Mr. Strayer said the flag was important because there are not many flags surviving from first- call regiments, which initially fulfilled a three-month tour of duty, and because of its tie with Commodore Perry's motto.
"It's a great gem," he said, adding that the flag "is in remarkably great condition compared to a lot of the colors [flags] that are in Columbus."
Funds to preserve the flag came in part from the Daughters of Union Veterans of the Civil War, which sold enough cookbooks to donate $500 toward the flag's conservation.
In all, the historical museum raised about $5,000 through T-shirt sales, raffles, collection jars, and donations from groups and individuals, including Vice President Dick Cheney, Ms.
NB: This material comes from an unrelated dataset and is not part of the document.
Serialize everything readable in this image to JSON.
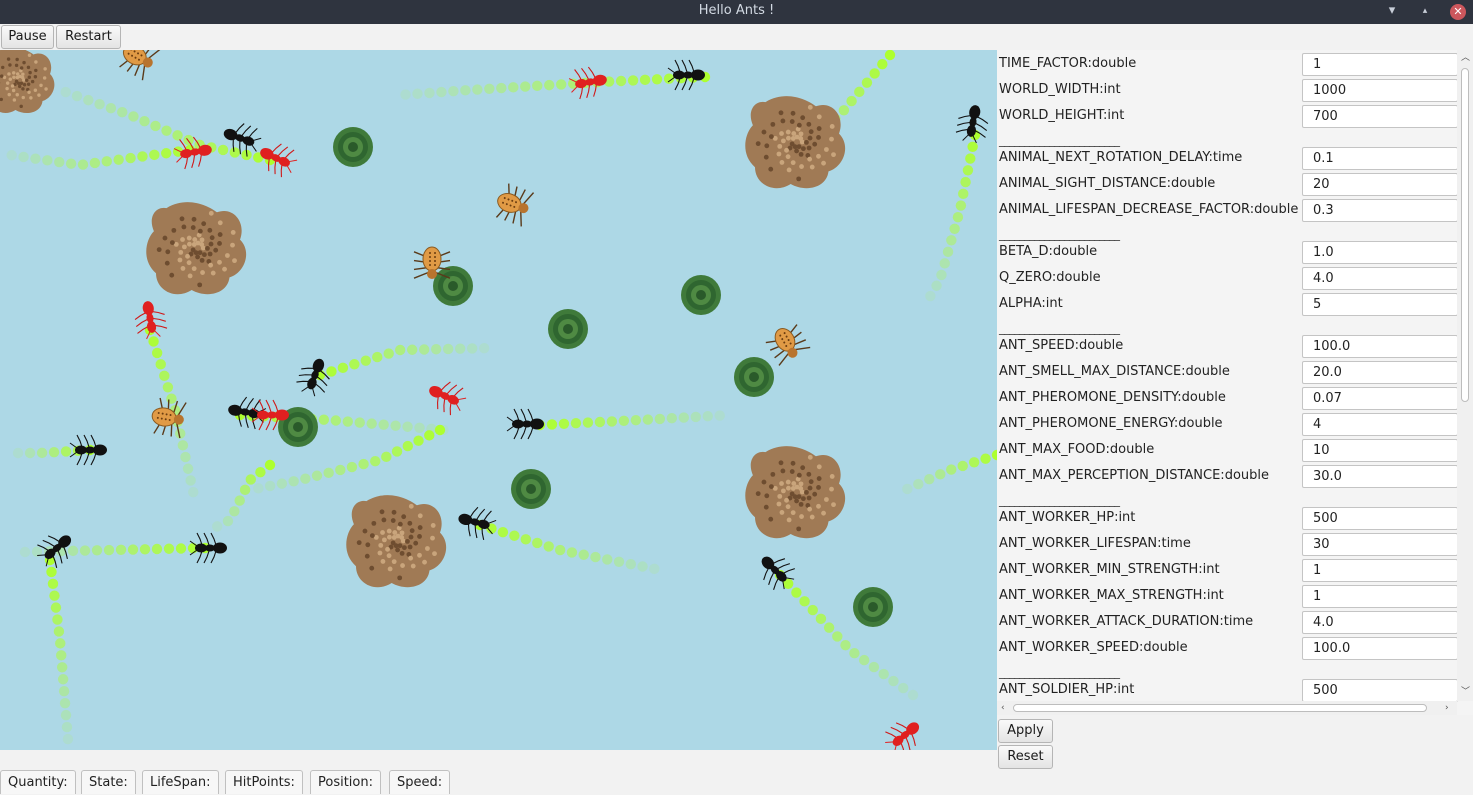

Weiser said. While declining to say how much Mr. Cheney contributed, she said he heard about the project from a man who is researching the members of the 21st Ohio Infantry and relayed information about the vice president's ancestor, Samuel Cheney, to him.
"[Mr. Cheney] asked him what he could do to thank him, and he suggested he donate to our project," Ms. Weiser said.
The flag is the first of two Civil War flags donated to the local history museum in 1973. The second is to undergo the same preservation process next year, and an anonymous donor has given the museum a large enough contribution to pay for the work on both flags, Ms. Weiser said.
Once it is mounted and framed, the flag will be displayed on the south wall of the museum's exhibition center.
Preserving the flags is important to Civil War buffs like Mr. Strayer.
"Not only was it the point of pride for the regiment to carry the colors, but it had a very functional role either in parade form or on the battlefield," he said.
When black powder clouded the battlefield, the flag was raised above the smoke. "It would be a guiding point or a rallying point," Mr. Strayer said.